With a race like the kender the player does not get to say not interesting and you would never touch, your playing something akin to a paladin, what you do is strictly defined and sometimes "often times" out of the players hands.

That room of 1000 nails, you bet one of those nails got "found" by the kender.

Kender steal everything, except when it is a bad idea to do so..totally unplayable without massive medagaming.


Apethae wrote:


Next week on Intervention: a chilling visit to Kendermore.

If you read the 1e write up I posted, in any type of game but a G rated goofy one, kendermore is a nightmare of madness.

Liberty's Edge

KenderKin wrote:
Yep they take things and can not help themselves, but not everything is interesting enough to take!

Here's the problem. If the kender player magically decides that nothing that'll piss off the other players is interesting enough to "handle", the player is meta-gaming.
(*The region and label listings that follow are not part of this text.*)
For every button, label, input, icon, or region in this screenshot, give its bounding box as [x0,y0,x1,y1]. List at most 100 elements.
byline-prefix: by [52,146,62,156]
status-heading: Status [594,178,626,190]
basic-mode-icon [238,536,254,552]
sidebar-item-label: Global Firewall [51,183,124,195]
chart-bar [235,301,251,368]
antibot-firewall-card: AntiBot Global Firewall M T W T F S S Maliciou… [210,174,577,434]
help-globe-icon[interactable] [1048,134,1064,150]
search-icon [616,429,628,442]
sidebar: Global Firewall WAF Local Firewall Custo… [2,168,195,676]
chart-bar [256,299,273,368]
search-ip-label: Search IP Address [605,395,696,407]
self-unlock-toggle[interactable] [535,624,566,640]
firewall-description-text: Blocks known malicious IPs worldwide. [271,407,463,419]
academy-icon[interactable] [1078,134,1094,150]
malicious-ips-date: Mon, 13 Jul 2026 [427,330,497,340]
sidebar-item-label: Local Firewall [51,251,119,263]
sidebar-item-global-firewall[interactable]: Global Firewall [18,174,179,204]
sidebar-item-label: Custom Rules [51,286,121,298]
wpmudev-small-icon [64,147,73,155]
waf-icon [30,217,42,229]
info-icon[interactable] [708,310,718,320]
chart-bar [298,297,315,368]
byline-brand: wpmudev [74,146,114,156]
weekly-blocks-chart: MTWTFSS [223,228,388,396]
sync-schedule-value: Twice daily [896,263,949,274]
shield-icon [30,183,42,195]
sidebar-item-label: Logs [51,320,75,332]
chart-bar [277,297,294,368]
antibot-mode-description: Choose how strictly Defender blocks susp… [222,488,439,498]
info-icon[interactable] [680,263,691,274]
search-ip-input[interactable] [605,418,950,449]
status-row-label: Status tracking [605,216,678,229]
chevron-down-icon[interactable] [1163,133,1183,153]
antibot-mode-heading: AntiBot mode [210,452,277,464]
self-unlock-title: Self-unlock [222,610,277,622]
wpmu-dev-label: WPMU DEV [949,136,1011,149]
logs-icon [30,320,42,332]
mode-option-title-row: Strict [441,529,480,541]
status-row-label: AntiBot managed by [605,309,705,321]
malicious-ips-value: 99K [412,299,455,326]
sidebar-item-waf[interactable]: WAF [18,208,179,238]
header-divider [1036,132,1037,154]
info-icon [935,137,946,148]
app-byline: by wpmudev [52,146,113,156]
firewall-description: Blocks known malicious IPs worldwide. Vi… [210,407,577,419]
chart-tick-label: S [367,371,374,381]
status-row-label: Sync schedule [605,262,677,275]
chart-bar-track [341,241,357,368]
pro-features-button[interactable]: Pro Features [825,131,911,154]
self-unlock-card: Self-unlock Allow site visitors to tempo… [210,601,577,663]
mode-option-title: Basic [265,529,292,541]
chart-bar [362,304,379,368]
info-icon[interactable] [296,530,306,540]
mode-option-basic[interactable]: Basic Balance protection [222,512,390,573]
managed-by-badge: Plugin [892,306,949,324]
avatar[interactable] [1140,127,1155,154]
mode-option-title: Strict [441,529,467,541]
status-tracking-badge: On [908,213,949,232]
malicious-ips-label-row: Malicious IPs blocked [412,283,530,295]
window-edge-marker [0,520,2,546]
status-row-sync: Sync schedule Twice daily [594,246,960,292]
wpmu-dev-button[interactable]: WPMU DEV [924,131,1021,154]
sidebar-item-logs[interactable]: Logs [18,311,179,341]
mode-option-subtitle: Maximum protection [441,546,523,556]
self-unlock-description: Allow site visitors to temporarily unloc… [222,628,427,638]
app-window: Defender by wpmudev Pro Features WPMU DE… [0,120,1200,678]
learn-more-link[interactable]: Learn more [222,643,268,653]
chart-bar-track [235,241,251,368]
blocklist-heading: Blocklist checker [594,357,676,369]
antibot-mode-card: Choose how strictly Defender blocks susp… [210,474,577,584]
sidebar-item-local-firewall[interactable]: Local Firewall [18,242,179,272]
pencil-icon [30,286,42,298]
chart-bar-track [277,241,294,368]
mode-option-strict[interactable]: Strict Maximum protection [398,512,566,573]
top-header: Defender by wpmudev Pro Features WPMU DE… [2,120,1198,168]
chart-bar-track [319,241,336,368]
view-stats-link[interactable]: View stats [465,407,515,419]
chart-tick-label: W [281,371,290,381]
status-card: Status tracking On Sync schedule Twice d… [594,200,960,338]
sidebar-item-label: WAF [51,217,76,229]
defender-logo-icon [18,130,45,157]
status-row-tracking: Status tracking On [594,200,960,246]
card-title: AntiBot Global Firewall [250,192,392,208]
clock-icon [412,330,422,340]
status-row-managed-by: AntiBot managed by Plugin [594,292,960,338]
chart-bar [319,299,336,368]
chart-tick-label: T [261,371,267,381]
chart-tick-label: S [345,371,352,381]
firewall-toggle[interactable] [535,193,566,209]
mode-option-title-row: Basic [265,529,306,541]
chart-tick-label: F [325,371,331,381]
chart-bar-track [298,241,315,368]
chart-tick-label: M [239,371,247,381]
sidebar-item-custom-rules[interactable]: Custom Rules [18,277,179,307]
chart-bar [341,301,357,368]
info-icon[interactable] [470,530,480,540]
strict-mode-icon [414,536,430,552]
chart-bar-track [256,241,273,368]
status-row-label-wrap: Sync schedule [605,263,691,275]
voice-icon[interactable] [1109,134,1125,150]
If they decide nothing that'll get the party run out of town on a rail is "interesting" enough to "handle", the player is meta-gaming.

If they decide that the MOST INTERESTING TOMB IN THE MULTIVERSE isn't terribly interesting (because, you know, there's a taboo that anyone touching anything in it will be immediately put to death), the player is meta-gaming.

Kender just do not work as a PC race without a TON of meta-gaming. And, frankly, since the only reason to play a kender is to BE a kender, it goes against what kender ARE, so playing one is more or less pointless.

Just play a wiseass halfling with sticky fingers and a functioning brain. It's easier all around, with a whole lot less mental acrobatics to make it work in a cooperative party dynamic.